A ESPERTEZA QUE FURA FILAS
Minha Kianda, cidade que abraça mundos e sotaques, vai-se tornando palco de um fenómeno curioso, quase teatral: o desrespeito organizado. Aqui, cresce a tendência de inverter a ordem natural das coisas, como se chegar por último fosse um passaporte automático para a prioridade.

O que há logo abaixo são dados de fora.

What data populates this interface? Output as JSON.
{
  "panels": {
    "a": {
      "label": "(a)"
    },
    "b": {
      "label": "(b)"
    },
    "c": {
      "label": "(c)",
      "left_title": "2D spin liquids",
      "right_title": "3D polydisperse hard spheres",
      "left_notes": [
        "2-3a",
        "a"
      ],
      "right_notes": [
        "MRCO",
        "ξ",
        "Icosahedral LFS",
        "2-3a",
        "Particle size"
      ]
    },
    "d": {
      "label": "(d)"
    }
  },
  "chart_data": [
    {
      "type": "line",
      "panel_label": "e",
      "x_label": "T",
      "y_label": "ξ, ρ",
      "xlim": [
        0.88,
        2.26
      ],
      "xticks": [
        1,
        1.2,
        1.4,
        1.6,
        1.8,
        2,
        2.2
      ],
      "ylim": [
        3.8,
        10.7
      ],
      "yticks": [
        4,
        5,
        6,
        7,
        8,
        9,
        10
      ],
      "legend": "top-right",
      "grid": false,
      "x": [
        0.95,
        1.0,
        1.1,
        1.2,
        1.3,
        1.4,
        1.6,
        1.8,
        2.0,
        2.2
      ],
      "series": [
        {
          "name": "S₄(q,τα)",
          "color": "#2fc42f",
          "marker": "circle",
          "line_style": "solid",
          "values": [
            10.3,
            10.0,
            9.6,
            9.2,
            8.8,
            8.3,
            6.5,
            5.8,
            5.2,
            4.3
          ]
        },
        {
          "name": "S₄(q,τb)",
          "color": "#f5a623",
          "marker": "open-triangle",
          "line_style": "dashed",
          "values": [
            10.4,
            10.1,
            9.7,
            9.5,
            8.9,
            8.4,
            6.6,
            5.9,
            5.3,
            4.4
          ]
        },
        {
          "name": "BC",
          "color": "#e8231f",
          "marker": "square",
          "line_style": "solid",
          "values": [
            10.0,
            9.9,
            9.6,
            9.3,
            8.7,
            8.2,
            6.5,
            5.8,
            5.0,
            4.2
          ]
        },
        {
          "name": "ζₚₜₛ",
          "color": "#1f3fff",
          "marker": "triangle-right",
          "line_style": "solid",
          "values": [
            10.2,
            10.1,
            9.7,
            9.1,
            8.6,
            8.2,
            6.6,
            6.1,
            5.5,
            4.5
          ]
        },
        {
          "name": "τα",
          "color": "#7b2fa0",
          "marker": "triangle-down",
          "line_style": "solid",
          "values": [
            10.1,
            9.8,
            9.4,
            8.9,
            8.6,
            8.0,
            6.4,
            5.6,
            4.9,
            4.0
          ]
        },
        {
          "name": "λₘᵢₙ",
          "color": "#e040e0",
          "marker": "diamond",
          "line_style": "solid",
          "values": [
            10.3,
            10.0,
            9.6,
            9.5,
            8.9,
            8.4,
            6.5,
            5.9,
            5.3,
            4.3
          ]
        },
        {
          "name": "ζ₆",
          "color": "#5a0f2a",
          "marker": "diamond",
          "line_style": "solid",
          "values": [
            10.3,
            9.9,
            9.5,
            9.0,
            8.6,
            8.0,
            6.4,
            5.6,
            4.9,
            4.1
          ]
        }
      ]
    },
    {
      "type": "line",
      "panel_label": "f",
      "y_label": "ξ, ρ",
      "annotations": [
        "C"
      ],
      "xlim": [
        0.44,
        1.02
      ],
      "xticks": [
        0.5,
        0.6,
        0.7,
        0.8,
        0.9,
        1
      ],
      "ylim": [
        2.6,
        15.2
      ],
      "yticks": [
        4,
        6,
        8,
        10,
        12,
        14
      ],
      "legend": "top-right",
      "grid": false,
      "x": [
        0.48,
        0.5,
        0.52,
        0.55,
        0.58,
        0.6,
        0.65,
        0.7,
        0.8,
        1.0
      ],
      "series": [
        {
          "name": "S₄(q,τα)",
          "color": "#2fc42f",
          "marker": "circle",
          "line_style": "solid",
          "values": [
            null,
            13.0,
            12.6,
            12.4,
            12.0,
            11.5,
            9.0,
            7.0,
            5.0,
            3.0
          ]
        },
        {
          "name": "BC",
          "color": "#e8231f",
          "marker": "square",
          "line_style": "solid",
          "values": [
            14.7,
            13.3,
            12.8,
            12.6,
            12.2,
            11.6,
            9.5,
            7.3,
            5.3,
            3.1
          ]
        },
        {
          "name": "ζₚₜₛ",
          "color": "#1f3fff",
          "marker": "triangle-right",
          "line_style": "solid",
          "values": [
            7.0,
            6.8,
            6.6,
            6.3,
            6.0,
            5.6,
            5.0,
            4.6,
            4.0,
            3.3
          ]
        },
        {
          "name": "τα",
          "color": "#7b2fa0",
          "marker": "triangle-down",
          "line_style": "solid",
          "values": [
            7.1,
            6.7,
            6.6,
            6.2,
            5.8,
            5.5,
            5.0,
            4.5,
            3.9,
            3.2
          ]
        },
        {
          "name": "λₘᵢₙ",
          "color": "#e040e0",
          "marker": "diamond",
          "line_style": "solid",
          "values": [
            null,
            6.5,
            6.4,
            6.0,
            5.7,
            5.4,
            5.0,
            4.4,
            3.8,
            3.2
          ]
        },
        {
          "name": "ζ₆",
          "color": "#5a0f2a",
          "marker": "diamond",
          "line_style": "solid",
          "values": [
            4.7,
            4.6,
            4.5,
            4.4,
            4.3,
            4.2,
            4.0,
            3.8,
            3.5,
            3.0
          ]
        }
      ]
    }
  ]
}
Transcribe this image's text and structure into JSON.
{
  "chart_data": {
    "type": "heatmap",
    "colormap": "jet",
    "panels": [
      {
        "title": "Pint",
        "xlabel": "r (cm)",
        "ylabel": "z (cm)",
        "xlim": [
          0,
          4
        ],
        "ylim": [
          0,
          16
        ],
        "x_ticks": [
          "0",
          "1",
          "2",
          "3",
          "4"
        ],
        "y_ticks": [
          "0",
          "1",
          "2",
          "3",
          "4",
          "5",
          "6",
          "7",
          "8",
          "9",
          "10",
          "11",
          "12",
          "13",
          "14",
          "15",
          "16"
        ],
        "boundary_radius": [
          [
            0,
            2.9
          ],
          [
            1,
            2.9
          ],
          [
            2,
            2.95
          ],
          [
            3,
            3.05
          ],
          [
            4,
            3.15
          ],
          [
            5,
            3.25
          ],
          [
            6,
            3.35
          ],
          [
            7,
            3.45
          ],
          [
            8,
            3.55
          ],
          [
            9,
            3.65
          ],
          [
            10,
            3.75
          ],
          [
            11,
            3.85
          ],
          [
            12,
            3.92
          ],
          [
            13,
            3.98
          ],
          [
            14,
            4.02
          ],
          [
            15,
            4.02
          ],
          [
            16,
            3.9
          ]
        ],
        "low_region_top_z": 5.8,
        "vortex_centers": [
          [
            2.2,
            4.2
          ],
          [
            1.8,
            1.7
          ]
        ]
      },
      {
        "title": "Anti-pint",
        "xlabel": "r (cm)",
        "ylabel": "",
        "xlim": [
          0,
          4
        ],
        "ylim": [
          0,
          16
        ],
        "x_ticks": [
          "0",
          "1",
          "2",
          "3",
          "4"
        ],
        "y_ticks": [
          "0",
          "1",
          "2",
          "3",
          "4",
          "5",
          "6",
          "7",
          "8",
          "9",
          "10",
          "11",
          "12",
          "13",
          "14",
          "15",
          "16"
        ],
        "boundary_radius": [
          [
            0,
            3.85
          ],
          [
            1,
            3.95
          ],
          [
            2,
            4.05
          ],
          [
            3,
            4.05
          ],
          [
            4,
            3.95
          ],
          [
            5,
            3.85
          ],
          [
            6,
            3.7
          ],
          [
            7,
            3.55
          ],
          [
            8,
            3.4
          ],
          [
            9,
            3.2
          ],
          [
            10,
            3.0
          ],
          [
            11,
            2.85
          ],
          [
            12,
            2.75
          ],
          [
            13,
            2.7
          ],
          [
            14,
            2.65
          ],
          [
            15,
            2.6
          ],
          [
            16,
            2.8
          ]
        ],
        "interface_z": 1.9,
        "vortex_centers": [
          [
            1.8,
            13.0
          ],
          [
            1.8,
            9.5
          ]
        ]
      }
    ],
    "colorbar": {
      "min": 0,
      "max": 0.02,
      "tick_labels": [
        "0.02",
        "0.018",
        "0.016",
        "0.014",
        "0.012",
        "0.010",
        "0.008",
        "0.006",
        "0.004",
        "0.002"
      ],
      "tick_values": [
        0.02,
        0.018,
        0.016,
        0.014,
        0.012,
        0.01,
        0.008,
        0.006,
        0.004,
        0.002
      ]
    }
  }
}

Há muito que observo este retrato na capital angolana. Nas filas dos transportes públicos e privados, nos bancos e em diversas instituições, esse ritual diário onde a paciência deveria ser regra, instala-se, cada vez mais, a arte de furar a ordem. Uns madrugam, outros chegam depois. Até aqui, tudo normal. O problema começa quando alguém decide reescrever a lógica: transformar quem chegou primeiro em figurante.
E então surgem os discursos, quase ensaiados:
“Por favor, estou a sentir-me mal, não posso ficar muito tempo em pé…”
“Jovem, tenho uma emergência, preciso de ser atendido rapidamente…”
“Senhores, estou grávida, tenho prioridade…”
Há quem use a necessidade como argumento real e isso deve ser respeitado, mas há também quem transforme a excepção em regra, numa espécie de teatro social onde vale tudo para avançar.
O mais inquietante? A simulação.
Há relatos de pessoas que fingem doenças, que encenam dores, que adoptam limitações inexistentes. Outros recorrem a estratégias ainda mais elaboradas: crianças “emprestadas” para garantir prioridade, choros provocados, histórias dramatizadas ao limite da credibilidade.
E depois há o clássico:
“Eu já estava aqui, só fui ali à cantina…”
“Deixa-me só encostar aqui, depois volto ao meu lugar…”
A boa-fé de quem cede espaço transforma-se, no fim, em injustiça e assim se quebra, silenciosamente, o contrato social.
No momento do atendimento, o cenário intensifica-se: empurrões, ultrapassagens, olhares de desafio. Alguns avançam com a confiança de quem acredita que ser esperto é virtude. Os outros os que respeitam, ficam a assistir ao espectáculo. No calão popular, ficam no “show”.
Mas que espectáculo é este?
Que sociedade estamos a construir quando a esperteza vale mais do que a ética?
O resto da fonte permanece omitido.